It was an interesting process describing the Féhéwi rings in my books, because they were an important inspiration in my design. Their casting process was also very influencial for me to explore and to learn from. Surprisingly, there was a lot of information in other books, which were largely congruent and identical. No wonder, its purpose is also a very exciting story.
But, and that was the dilemma, finding an authentic ring was the problem. There were loads of beautiful rings that looked amazing at first sight. Their design was just beyond. Impressive in size, loads of decorations and details, and all kind of lost wax techniques imaginable. But all these rings were absolutely unbearable, and most of them more phantasy than authentic. They were overloaded and truly a pain on your hand, when trying them on (I always try on tribal objects, especially the masks to see if they fit, as one sign of authenticity. If they don't fit or are uncomfortable, I leave it).
Right before my deadline of my second book my friend Souleymane Arachi came from Napié, south of Korhogo, and found a ring for me. I will tell you honestly, I didn't like it. I was disappointed. The ring is misshappen and quirky. And it shows neither elegance nor aesthetics, what you know from other rings. But it was worn, and probably not just by one owner.
Before I get into the history and background of these rings, I would first like to name the indications why the ring can be described as authentic: As a jewelry designer I can see, when metal like bronze is darkened with chemicals, like Noirit. I use that lye to darken the metal on my creations to get a vintage look. This ring has darkened naturally by age. It is not antique, not from before 1945. But the ring was also not recently made in the last 20 years. Second indicator is the patching on one of the horns, that obviously broke. It is not soldered, it is casted, which makes that reparation even more interesting. I persume the wax prototype broke and it got fixed with wax before casted. And finally the third indicator, and that one you can simply not fake, is the abrasion and the polish inside the ring itself. And also very impressive, that the owner changed. The ring received a knotted binding for the new and smaller size. It looks like a woollen yarn was used, which felted over the time.

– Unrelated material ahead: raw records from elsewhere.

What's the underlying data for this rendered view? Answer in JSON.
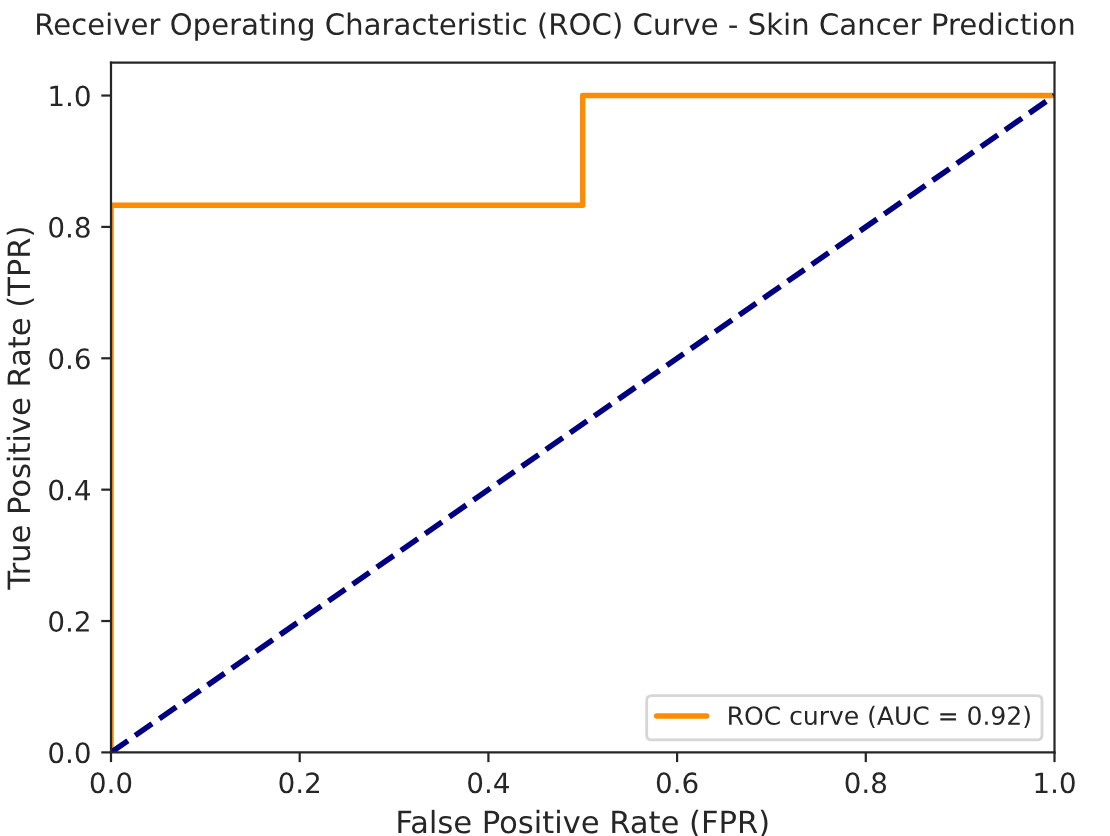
{
  "chart_data": {
    "type": "line",
    "title": "Receiver Operating Characteristic (ROC) Curve - Skin Cancer Prediction",
    "xlabel": "False Positive Rate (FPR)",
    "ylabel": "True Positive Rate (TPR)",
    "series": [
      {
        "name": "ROC curve (AUC = 0.92)",
        "color": "#ff8c00",
        "x": [
          0,
          0,
          0.5,
          0.5,
          1
        ],
        "values": [
          0,
          0.833,
          0.833,
          1,
          1
        ],
        "line_style": "solid"
      },
      {
        "color": "#000080",
        "x": [
          0,
          1
        ],
        "values": [
          0,
          1
        ],
        "line_style": "dashed"
      }
    ],
    "xlim": [
      0,
      1
    ],
    "ylim": [
      0,
      1.05
    ],
    "xticks": [
      {
        "value": 0,
        "label": "0.0"
      },
      0.2,
      0.4,
      0.6,
      0.8,
      {
        "value": 1,
        "label": "1.0"
      }
    ],
    "yticks": [
      {
        "value": 0,
        "label": "0.0"
      },
      0.2,
      0.4,
      0.6,
      0.8,
      {
        "value": 1,
        "label": "1.0"
      }
    ],
    "legend": "lower right",
    "grid": false,
    "marker": "none"
  }
}
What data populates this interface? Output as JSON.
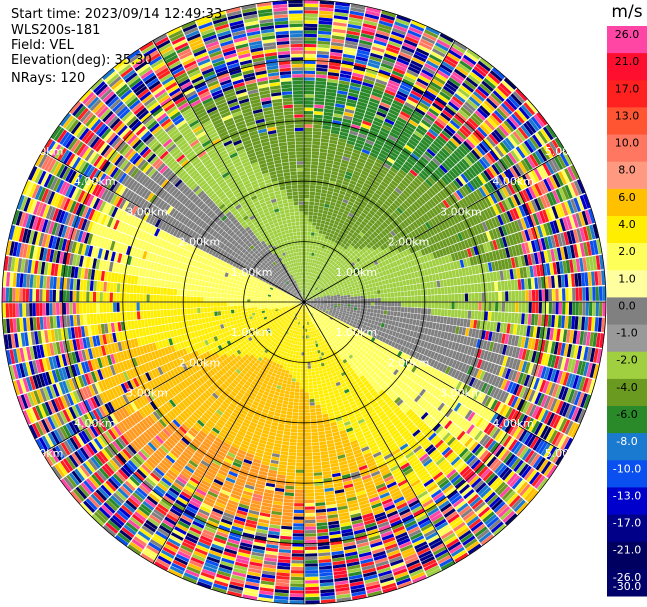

The Féhéwi rings always show an ox head. These rings are worn by a group of Gbato-Senufo (natural) healers, the Nokârigâh. But these rings are also documented in neighboring groups around Korhogo having the same name. It is worn on the middle finger as an official identification mark and as a confession to this group. The Nokârigâh are men who have the gift of transforming themselves into an ox in a ceremony. The Féhéwi ring is held by the wearer with his teeth and then sees from the point of view of the animal. Back in his human consciousness, he now knows how to outwit the animal for his benefit (Glänzend wie Gold, Till Förster, pages 201 - 202. Afrika Begegnung, Artur Elmer, page 85).
The Féhéwi is also known and described as the "silent ring" or "ring of silence". However, I could not find a clear explanation for that. Only that the wearer cannot speak when holding the ring in his mouth, obviously. And that a Nokârigâh is bound to silence and that his affiliation to this covenant is secret. However, the fact that these rings are worn officially and visibly by everyone speaks against it.
Senufo Féhéwi ring. Collected by Souleymane Arachi in Napié, south of Korhogo.
7,5 x 6,5 x 3,5 cm, bronze.
- Wenn Neuordnung Ordnung schafft, Markus Ehrhard, page 88 - 89.